The balisong was commonly used by Filipinos, especially those in the Tagalog region, as a self-defense and pocket utility knife. A common stereotype is that a Batangueño carries one everywhere he or she goes. Hollow-ground balisongs were also used as straight razors before conventional razors were available in the Philippines. In the hands of a trained user, the knife blade can be brought to bear quickly using one hand. Manipulations, called “flipping”, are performed for art or amusement. Blunt versions of these knives, called “trainers”, are for sale to practice tricks without the risk of injury.
The knife is now illegal or restricted in some countries, often under the same laws and for the same reasons that switchblades or concealed weapons are restricted, and in their country of origin they are no longer as common in urban areas as they were.Etymology
While the meaning of the term balisong is not entirely clear, a popular belief is that it is derived from the Tagalog words baling sungay (literally, “broken/folding horn”) as they were originally made from carved carabao and stag horn. Balisong is also the name of a barangay in the town of Taal, Batangas province, which became famous for crafting these knives. The traditional balisong is said to be called the veinte y nueve because they are 29 centimeters long when opened, while another story goes that it is named after a lone Batangueño who fought off 29 assailants using one.
These knives are also referred to as “fan knives” and “butterfly knives” from the motion and “click clacks” from the sound they make when they are opened and closed.
There are two main types of balisong construction: “sandwich construction” and “channel construction”.
Sandwich constructed balisong knives are assembled in layers that are generally pinned or screwed together though may sometimes use a ball-bearing system. They allow the pivot pins to be adjusted more tightly without binding. When the knife is closed, the blade rests between the layers.

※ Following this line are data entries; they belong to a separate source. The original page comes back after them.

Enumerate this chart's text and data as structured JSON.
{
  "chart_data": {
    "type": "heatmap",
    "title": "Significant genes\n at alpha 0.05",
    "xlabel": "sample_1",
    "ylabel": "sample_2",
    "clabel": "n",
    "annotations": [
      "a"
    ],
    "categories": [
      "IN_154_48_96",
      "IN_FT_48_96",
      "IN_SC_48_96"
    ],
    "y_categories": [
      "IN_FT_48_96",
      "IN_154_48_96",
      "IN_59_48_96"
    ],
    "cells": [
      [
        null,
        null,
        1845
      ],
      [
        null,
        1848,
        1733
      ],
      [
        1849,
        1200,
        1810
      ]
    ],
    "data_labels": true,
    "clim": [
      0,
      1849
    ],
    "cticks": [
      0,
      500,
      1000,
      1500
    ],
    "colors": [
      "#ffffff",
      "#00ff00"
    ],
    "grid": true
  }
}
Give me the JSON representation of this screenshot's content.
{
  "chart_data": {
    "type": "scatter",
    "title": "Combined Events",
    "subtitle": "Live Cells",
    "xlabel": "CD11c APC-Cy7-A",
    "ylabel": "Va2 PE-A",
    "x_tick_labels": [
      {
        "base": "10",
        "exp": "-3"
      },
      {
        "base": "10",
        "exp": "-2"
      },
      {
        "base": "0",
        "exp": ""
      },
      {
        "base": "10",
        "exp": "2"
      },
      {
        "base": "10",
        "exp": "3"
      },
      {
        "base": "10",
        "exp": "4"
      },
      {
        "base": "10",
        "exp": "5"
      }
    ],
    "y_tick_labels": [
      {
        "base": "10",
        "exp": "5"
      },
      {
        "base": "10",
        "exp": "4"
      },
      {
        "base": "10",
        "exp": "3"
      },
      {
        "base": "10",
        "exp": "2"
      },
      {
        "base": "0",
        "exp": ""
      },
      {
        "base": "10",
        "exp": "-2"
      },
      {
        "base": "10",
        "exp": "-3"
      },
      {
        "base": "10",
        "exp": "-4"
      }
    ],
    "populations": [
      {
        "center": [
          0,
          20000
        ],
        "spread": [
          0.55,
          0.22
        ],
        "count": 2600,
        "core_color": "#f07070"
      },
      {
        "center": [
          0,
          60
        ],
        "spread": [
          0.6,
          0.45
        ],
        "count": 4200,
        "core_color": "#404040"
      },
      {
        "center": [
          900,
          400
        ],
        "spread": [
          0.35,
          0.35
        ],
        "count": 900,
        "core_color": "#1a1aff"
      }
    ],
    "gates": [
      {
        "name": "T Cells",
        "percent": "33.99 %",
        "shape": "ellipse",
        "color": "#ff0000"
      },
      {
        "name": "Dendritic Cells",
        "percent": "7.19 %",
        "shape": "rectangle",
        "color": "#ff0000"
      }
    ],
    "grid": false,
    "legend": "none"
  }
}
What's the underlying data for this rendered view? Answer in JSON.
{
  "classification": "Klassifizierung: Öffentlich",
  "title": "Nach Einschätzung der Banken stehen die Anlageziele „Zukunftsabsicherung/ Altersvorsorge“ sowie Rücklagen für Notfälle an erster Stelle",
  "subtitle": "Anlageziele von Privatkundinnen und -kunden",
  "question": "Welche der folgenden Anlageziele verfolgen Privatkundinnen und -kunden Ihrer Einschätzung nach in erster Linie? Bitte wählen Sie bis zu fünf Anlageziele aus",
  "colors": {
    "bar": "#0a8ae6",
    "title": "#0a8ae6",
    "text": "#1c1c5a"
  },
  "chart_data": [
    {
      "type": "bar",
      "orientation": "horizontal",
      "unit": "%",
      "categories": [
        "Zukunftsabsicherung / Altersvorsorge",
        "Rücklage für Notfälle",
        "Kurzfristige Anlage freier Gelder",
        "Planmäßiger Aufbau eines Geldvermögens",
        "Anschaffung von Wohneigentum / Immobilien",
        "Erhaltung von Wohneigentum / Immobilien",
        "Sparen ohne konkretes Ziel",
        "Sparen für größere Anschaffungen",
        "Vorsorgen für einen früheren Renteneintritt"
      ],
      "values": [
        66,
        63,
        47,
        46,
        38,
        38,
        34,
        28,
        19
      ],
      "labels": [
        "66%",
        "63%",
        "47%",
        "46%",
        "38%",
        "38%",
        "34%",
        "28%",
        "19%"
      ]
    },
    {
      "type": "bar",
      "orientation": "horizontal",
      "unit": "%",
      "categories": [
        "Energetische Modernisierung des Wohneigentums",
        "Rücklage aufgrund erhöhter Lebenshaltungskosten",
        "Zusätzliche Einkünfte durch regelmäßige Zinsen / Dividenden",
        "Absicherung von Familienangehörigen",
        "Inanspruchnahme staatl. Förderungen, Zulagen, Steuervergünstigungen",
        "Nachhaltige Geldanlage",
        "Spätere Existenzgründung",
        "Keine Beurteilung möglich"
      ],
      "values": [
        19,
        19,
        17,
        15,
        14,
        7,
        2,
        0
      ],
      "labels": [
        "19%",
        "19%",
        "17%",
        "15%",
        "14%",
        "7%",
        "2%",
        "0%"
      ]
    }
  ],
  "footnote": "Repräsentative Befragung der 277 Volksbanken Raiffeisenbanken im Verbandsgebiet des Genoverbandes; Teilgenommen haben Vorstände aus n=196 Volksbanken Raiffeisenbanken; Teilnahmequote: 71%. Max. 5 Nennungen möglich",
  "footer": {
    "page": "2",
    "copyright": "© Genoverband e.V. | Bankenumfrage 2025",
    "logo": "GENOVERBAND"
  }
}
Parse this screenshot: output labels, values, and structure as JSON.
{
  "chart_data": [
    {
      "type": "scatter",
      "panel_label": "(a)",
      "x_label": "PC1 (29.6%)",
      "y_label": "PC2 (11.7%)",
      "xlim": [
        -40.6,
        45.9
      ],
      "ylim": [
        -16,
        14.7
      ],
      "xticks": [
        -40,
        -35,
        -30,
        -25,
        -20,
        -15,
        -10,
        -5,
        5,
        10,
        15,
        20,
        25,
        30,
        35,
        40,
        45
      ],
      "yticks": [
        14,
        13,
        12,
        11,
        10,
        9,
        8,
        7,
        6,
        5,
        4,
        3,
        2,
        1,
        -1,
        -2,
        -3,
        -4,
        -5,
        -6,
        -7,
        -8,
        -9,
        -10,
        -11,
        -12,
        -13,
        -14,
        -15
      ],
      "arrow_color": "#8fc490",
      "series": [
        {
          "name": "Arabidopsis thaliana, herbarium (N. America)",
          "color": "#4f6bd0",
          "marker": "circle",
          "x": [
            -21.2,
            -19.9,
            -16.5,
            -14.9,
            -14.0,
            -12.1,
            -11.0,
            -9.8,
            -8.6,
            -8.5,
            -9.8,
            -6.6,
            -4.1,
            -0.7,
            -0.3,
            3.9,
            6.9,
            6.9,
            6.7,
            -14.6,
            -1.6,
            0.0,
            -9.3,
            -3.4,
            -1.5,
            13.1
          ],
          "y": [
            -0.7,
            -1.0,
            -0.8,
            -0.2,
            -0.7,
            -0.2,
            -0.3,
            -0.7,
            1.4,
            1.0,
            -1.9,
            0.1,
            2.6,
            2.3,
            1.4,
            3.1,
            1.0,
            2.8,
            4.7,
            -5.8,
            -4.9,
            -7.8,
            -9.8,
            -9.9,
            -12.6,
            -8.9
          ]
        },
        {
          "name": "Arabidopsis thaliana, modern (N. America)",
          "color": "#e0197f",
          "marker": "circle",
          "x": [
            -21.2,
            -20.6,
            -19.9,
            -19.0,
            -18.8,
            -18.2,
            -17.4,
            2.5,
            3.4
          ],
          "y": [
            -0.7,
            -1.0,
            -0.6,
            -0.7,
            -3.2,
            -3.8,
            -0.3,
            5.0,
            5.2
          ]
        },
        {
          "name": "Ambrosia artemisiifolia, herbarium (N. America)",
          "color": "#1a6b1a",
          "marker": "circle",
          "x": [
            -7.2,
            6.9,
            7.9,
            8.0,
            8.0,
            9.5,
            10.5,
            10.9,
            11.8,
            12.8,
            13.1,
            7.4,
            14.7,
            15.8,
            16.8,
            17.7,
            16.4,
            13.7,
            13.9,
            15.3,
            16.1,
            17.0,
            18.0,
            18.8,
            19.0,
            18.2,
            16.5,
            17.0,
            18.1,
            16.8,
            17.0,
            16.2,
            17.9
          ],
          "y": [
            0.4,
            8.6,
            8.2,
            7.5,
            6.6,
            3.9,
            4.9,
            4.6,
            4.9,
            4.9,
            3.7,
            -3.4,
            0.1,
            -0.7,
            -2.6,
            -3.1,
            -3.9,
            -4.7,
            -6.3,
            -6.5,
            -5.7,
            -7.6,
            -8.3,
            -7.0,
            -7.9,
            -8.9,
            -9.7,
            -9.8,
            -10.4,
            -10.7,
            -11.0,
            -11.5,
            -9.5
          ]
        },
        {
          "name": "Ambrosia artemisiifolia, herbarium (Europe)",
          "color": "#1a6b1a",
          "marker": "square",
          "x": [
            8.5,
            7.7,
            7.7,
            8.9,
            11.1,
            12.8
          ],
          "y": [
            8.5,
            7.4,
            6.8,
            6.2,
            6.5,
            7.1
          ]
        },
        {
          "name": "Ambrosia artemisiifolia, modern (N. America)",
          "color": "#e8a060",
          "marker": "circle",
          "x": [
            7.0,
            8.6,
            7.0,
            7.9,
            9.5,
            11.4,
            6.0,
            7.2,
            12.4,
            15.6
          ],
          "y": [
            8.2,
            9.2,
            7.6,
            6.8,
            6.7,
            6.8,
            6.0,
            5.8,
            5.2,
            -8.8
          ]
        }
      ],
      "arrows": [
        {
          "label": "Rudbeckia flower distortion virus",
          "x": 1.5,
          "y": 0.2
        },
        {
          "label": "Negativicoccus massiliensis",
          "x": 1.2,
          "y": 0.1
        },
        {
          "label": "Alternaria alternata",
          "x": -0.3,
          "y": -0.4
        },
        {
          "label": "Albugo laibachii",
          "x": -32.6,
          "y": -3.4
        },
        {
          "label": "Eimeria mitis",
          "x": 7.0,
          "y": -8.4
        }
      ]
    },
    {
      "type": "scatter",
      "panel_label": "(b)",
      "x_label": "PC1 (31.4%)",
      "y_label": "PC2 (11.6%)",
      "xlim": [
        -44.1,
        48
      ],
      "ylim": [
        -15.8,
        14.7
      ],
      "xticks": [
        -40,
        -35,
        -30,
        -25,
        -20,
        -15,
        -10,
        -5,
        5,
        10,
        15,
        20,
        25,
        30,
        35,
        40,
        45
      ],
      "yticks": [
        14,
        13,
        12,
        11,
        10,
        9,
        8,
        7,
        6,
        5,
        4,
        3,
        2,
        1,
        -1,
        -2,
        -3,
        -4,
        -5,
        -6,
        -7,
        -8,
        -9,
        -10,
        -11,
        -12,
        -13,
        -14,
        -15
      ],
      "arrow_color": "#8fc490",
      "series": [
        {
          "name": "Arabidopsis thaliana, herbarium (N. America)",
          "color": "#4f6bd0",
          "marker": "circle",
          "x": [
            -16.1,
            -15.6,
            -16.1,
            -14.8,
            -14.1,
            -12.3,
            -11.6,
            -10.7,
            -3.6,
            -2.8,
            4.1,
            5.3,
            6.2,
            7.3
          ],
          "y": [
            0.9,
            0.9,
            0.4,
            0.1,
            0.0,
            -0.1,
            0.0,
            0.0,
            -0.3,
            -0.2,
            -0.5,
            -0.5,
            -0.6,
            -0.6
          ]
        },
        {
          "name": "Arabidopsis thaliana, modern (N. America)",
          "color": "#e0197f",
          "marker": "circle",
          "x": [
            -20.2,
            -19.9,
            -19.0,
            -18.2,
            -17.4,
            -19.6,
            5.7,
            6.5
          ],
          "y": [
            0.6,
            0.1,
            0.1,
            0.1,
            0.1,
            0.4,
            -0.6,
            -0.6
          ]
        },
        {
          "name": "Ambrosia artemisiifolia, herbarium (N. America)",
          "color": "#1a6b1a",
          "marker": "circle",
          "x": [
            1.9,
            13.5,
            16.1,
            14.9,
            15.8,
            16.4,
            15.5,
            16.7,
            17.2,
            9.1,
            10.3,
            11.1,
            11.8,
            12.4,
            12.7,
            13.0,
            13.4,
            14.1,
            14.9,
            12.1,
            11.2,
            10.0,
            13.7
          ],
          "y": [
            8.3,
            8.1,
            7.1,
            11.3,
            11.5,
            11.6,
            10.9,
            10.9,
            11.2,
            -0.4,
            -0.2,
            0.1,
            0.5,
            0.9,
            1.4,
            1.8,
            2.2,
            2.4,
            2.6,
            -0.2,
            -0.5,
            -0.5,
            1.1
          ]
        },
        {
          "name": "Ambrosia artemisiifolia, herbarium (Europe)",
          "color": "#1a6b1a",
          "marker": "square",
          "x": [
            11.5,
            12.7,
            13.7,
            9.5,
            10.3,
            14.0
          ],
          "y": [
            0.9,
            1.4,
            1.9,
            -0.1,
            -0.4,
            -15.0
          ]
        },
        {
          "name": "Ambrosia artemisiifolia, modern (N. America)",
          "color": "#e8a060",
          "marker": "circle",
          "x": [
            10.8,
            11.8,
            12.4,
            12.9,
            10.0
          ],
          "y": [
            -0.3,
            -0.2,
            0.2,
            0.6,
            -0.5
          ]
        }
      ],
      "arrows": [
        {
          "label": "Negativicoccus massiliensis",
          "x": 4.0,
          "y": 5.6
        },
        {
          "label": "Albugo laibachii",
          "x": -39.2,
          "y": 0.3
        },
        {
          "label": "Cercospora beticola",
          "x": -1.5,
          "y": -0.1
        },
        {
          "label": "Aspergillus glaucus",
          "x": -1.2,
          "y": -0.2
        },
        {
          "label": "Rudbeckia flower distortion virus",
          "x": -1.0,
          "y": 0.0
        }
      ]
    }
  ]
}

For a channel constructed balisong, the main part of each handle is formed from one piece of material. In this handle, a groove is created (either by folding, milling, or being integrally cast) in which the blade rests when the knife is closed. This style is regarded as being stronger than sandwich construction.
Some of the blades of traditional butterfly knives in the Philippines were made from steel taken from railroad tracks thus giving them a decent amount of durability and hardness, while others are made from the recycled leaf springs of vehicles.
Some balisongs, like the Benchmade 51, do not use Tang Pins. Instead, it uses “Zen Pins”, which are two small pins embedded in the handles of the balisong which make contact with the bottom of the blade.